Entah sampai kapan makhluk ini berkeliaran di shelter nan bertebaran di penjuru Hong Kong. Bisa jadi sampai tak ada lagi Buruh Migran Indonesia (BMI) yang tertimpa masalah, dan terpaksa harus menginap di rumah penampungan.
Dukun Ala Hong Kong: Meramal Nasib Orang dan Mengutuk
Penasaran kan yang unik apalagi di Hong Kong? Oke, lanjut!
Setiap kali ikut jalan dengan Melani atau teman-teman BMI dari shelter Iqro ke pasar Wanchai, aku tak bisa berhenti berdecak, adakalanya terkagum-kagum, tetapi tak jarang malah lantas mengelus dada. Sebagaimana layaknya sebuah pasar tradisional, di mana pun intinya sama saja, tempat untuk belanja dan hilir-mudiknya manusia dengan segala perilakunya masing-masing.
Mungkin, gara-gara daku ini seorang seniman, ya, tukang nulis, meskipun sudah Manini, tetap saja hobi mencermati sekitarnya. Bukan sekadar mencermati memandang begitu saja, melainkan acapkali lama tertegun-tegun, menelisik pemandangan yang menurutku unik atau aneh-nyeleneh.
Nenek ini adalah seorang peramal atau dukunnya ala Hong Kong. Mereka kebanyakan nenek-nenek, beroperasi di bawah jembatan layang dekat pasar Wanchai. Bunyi khas; tuuuuk, tuuuuk, tuuuuuk…. Mengiringi gerak-geriknya dalam menerima klien.
“Aneh juga, ya, orang modern seperti dia masih percaya klenik-klenikan?” gumamku, melihat seorang gadis Hong Kong dengan busana yang sangat trendy, duduk di hadapan sang nenek peramal dengan mimik serius. Mendengarkan!
“Padahal, mereka kebanyakan tak beragama alias atheis,” komentar Melani yang sering mengkhawatirkanku; jangan memotret dengan blitz!

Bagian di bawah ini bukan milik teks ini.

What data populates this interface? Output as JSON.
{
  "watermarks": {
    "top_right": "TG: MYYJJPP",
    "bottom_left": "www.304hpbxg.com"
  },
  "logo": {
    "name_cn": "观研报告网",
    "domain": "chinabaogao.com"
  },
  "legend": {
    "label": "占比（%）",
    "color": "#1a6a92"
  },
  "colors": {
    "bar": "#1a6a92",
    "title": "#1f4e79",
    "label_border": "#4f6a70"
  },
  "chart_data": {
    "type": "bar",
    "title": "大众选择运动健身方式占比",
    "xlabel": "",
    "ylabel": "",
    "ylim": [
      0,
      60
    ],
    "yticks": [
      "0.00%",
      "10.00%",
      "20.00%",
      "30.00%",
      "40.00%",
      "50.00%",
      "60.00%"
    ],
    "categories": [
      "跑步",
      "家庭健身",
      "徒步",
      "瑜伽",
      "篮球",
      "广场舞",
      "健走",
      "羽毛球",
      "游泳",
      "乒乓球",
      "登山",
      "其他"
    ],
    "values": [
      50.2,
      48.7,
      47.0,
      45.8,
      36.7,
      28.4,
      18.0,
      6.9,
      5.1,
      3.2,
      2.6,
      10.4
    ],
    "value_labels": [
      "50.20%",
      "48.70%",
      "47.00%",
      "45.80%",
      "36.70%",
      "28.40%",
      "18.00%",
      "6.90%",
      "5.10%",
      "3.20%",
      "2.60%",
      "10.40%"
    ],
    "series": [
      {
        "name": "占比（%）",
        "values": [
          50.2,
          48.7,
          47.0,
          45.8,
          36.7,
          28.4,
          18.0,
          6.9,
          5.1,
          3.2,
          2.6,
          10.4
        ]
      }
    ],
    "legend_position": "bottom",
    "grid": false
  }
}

Generasi Lansia: Mandiri atau Disia-siakan
Kalau kita cermati di jalan-jalan Hong Kong akan sering tampak nenek-nenek atau kakek-kakek yang berjalan sendiri. Apakah itu untuk mengamen, mencari nafkah sebagai pemulung, pengamen, tuna wisma ataupun belanja. Intinya, para lansia Hong Kong terkesan harus hidup mandiri atau disia-siakan.

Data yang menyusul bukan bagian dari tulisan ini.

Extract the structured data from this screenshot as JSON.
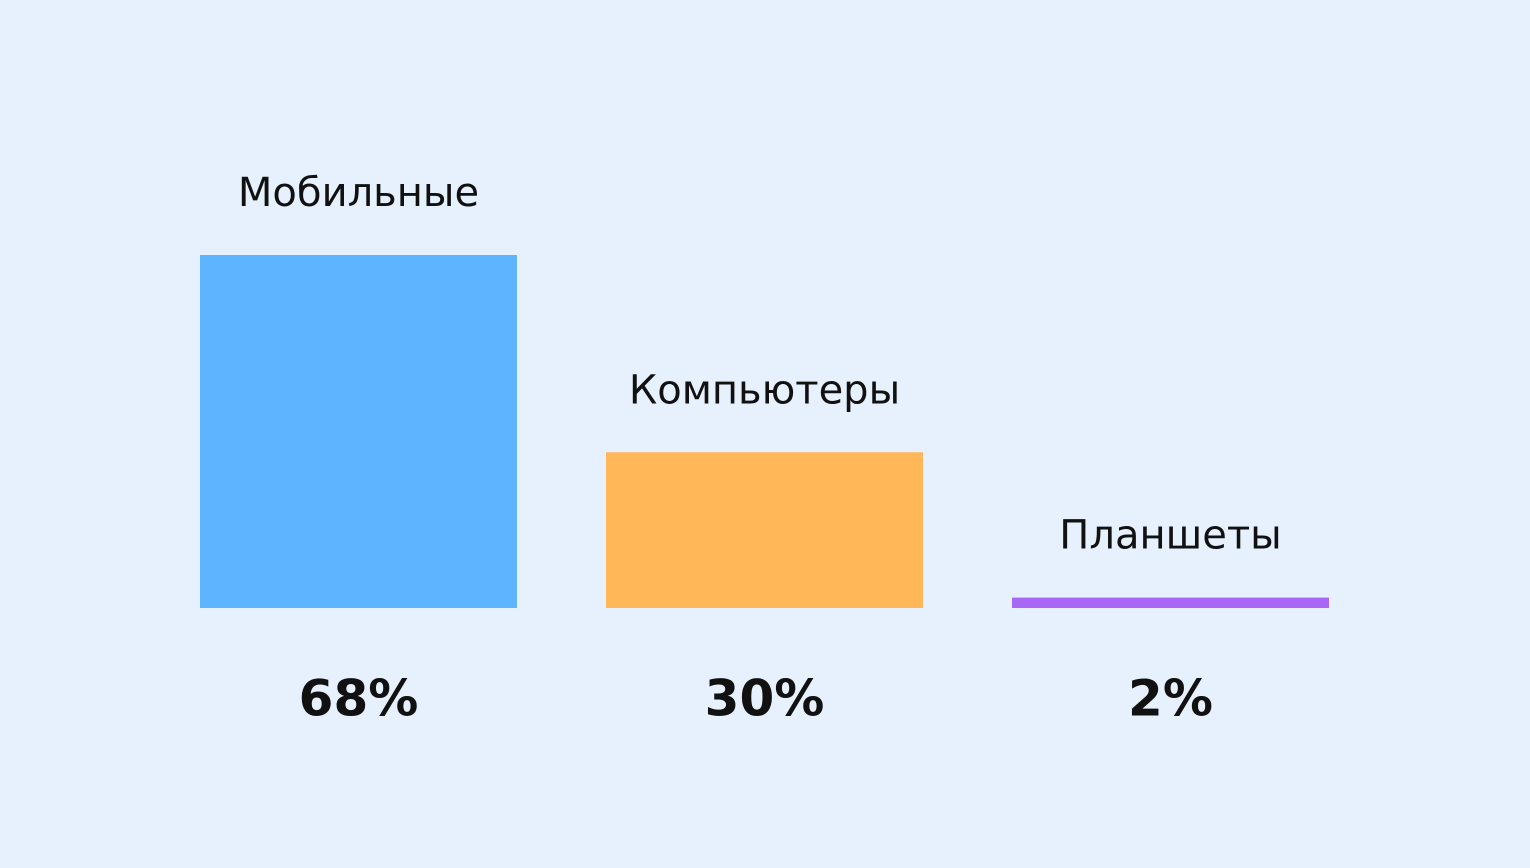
{
  "chart_data": {
    "type": "bar",
    "categories": [
      "Мобильные",
      "Компьютеры",
      "Планшеты"
    ],
    "values": [
      68,
      30,
      2
    ],
    "value_labels": [
      "68%",
      "30%",
      "2%"
    ],
    "colors": [
      "#5eb4fe",
      "#ffb757",
      "#a967f5"
    ]
  }
}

Banyak kisah tentang lansia di Hong Kong yang mengisi hari-hari terakhirnya dalam kesendirian, nestapa, masih untung jika ditempatkan di panti jompo. Jika mereka memiliki anak-anak yang telah sukses dan masih peduli, mereka biasanya diberi apartemen sendiri, ada penjaganya atau seorang pembantu yang khusus merawat si kung-kung dan bobo.
Sepertinya sudah bukan hal yang aneh lagi, jika suatu hari kita menemukan seorang lansia ditemukan telah tak bernyawa, apakah itu di apartemennya atau di pinggir jalan. Hatta, Pemerintah Hong Kong memberi mereka tunjangan sosial sekitar 3000 dolar HK per orang.
Setiap kali bersirobok dengan nenek-nenek atau kakek-kakek yang sedang berjalan seorang diri di tengah hiruk-pikuk lalu-lintas negeri beton, aku selalu tak sadar seketika merandek, mencermati perilaku mereka dan mengelus dada.
Suatu malam saat chatt dengan putriku, kusampaikan kepadanya perihal kehidupan lansia di negeri beton ini. Maka, kubilang pula kepada si Butet: “Butet, Naaak…. Tolong, ya, jangan buang Mama kalau sudah tua dan tak berdaya. Eh, sebelum dibuang Mama pastinya ngibrit duluan ke panti jompo!”